Name: Anonymous 2007-03-01 4:30 ID:WOeEZFMF

Tell me about it.

Name: Anonymous 2007-03-01 5:12 ID:eX1bJxuV

For most people and languages, the difference is lol(x, y) vs. x.lol(y), which makes OO absurd (and operations tend to suck more on x.lol(y) notation, like string1.equals(string2), ugh). Then you have inheritance, which means you get a free dish of spaghetti code. It's just dynamically updated copypasta, and come to think of it, spaghetti is pasta.

That's ALL there's to OO; note that garbage collection, exceptions (= goto 2.0), function and operator overloading, etc. are not OO features, and many languages offer them procedurally.

If you are serious about OO, then OO is about functional units responsible for keeping their own state, and can provide a good abstraction. Inheritance and mixins can have their uses as well, but for this to be comfortable, you have to work with a  dynamic language such as... I'm not going to give examples because I'll be called fanboy.
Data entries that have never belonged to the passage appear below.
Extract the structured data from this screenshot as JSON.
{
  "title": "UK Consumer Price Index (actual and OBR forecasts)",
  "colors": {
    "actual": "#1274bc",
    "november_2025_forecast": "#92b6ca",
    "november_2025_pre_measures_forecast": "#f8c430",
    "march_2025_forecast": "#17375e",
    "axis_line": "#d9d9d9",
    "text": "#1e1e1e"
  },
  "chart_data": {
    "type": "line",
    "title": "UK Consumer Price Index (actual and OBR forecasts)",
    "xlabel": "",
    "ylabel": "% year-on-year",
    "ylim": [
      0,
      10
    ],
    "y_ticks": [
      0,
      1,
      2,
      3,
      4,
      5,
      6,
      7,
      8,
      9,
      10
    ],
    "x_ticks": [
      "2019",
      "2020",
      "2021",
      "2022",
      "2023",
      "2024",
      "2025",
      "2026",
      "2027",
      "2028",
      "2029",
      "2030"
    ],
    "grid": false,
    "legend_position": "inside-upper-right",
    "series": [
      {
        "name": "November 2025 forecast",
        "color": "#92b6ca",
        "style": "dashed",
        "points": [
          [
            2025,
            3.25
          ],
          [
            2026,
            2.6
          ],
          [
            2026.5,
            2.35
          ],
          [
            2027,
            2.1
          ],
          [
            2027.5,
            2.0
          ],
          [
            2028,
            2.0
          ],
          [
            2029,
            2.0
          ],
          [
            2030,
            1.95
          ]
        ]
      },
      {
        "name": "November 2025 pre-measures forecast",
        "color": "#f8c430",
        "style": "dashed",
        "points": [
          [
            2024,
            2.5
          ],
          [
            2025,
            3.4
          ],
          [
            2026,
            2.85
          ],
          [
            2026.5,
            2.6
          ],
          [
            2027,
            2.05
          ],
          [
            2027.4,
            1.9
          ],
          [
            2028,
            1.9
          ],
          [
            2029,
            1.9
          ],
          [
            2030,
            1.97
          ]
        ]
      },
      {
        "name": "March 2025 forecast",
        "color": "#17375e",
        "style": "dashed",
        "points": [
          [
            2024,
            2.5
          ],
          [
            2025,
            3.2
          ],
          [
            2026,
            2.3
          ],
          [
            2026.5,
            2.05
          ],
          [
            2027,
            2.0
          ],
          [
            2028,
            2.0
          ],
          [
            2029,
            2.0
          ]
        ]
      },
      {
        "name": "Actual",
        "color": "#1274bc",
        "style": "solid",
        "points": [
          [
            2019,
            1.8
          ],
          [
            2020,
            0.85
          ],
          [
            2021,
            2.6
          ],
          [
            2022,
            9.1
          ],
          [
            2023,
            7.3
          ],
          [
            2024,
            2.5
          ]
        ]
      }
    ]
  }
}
Of course, and like with pure anything, pure OO sucks. Not all structures, models and algorithms adjust to OO well. Pure OO languages which shove OO up your ass all the time, like Java, are bound to suck. (Java is bound to suck for many other reasons as well.) So you use OO when it fits, procedural programming when it fits, and functional programming when it fits, and finish early.